Come July, Odisha will be the first Indian state to develop and implement a public address system that warns residents of impending natural disasters as part of a state disaster reduction plan.
The Early Warning Dissemination System (EWDS) consists of a single button located in a central control room that, when pressed, will activate a series of loud sirens from 122 towers scattered along Odisha’s 470-km-long coast. The sirens will reach a sound radius of up to 4km and be able to withstand wind speeds of up to 350kmph. It will warn people of the danger incoming thus giving them the chance to evacuate if risks permit.
If successful, the system has the potential to save countless lives.
India is a country that is extremely vulnerable to the risks posed by climate change. Nearly 700 million of India’s over 1 billion population are said to be living in rural areas directly depending on climate-sensitive sectors such as agriculture and fisheries for their subsistence and livelihoods, as well as in areas at high-risk of disaster, including coasts, mangroves, and grasslands. Densely populated coastal areas are considered to be particularly vulnerable and India’s south has roughly 7,500km of such area.
Odisha, located on India’s eastern coast on the Bay of Bengal, is no stranger to the growing threat of climate change. For more than a decade now, Odisha has experienced contrasting extreme weather conditions from heatwaves to cyclones, from droughts to floods, all of which have claimed many lives as well as left lasting impact on the state’s economy.
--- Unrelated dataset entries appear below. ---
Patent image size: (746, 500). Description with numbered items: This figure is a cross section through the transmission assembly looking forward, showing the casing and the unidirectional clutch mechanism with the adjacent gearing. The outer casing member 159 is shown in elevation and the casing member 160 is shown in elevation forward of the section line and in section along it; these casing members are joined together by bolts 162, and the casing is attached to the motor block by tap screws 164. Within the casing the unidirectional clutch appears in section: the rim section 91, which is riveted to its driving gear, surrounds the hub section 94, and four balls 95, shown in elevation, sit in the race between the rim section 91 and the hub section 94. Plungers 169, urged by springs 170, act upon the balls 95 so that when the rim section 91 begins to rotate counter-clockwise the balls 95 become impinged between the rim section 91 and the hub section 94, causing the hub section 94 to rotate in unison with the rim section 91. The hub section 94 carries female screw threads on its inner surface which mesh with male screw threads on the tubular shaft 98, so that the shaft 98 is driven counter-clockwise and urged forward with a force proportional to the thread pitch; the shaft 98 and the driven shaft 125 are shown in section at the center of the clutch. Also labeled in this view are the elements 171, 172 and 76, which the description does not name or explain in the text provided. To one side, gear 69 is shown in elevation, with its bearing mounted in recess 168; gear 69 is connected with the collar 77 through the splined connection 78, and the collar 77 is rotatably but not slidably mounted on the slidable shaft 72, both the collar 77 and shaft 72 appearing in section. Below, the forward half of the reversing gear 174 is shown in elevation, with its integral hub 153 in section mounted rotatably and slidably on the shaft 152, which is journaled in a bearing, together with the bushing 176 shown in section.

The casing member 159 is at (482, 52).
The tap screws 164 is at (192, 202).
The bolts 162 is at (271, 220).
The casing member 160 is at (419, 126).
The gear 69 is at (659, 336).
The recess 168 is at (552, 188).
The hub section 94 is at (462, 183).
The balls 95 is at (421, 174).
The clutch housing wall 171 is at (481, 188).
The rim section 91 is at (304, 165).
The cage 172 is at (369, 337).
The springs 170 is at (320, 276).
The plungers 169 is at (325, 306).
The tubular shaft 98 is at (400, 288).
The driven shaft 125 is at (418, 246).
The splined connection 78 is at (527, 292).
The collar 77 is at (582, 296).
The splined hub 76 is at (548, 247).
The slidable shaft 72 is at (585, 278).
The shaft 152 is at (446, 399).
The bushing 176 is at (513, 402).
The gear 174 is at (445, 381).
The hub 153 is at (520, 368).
As global climate change advances, such instances threaten to become more frequent and even more severe, putting more lives in danger.
In a case study of the Odisha and West Bengal region by Odisha Bigyan Academy, scientists estimated that in the absence of protection, a 1-metre sea level rise triggered by climate change will inundate an area of 1,70,000 acres of predominantly prime agricultural land and displace roughly 0.7 million people.
Odisha was one of the first states to begin work on a Climate Change Action Plan in 2009 and in 2010 it officially became the pioneering state. Under the first phase of the plan, several initiatives centred around preparing for a disaster were set in action, including promotion of SRI (system of rice intensification), livelihood diversification through fruit tree plantation, use of micro-irrigation, aggressive afforestation drives in degraded areas, coastal process study and the construction of multipurpose cyclone and flood shelters. Due to it’s efforts in disaster reduction, and the state’s focus on micro-level preparedness, fatalities accounted for in the wake of the 2013 Cyclone were drastically lower, at 21, then those lost in the devastating cyclone that struck in 1999, killing as many as 10,000.
Odisha is now in the second phase of the Climate Change Action Plan, covering the period 2015-20 to combat the challenges of climate change.
The EWDS, set to go live next month, aims to assist in alerting people of the threat of a natural disaster. It comprises technologies like Satellite-Based Mobile Data Voice Terminals (SBMDVT), Digital Mobile Radio (DMR), Mass Messaging System (MMS) and Universal Communication Interface (UCI) and will have towers in 22 blocks under six coastal districts such as Balasore, Bhadrak, Jagatsinghpur, Kendrapara, Puri and Ganjam. It will be directly controlled from the Special Relief Commissioner’s office. The project would be implemented under the National Cyclone Risk Mitigation Project (NCRMP) and Larson and Toubro (L&T) has been assigned the work.
As is the case with most of the world’s disasters, it is the poorest people who suffer the most. Such a system will ensure that harder-to-reach groups will not be forgotten in the wake of a disaster and will be given the same chances as others to avert the destruction caused by natural calamities.
Early warning is a major element of disaster risk reduction and if conducted effectively will prevent loss of life and reduce the economic and material impact of disasters. Monitoring and risk analysis are two essential elements for successfully detecting potential risks.
The India Meteorological Department (IMD), responsible for monitoring weather patterns, has operationalised a state-of-the-art mesoscale model for tropical cyclone prediction over the Indian seas and in recent years it has also enhanced its observational network with coastal departments, automated weather stations and automatic rain gauge systems. It is claimed that the ability of the IMD to predict weather forecasts has improved significantly in the past 15 years with changes in weather patterns said to be predicted anywhere up to 5 days in advance, critical for remaining prepared for natural disasters.
In light of Odisha’s strong commitment to disaster reduction, the state has confirmed its willingness to impart lessons on cyclone preparedness to 14 Pacific island nations that are frequently hit by tropical cyclones. Odisha has already been training its local communities on how to deal with disasters and keeps up-to-date lists of pregnant women and the differently-abled which are crucial for ensuring that vulnerable groups are supported in case of an emergency evacuation.
The pioneering system in Odisha is significant because it has the potential to help other vulnerable states, including Andhra Pradesh on India’s South-Eastern coast, which is also building up such capability to prepare for natural disasters. Not only is it set to save the lives of thousands in the state, it has high prospects of leading the way for thousands of others across the country and the world at large that remains vulnerable to the havoc caused by climate change.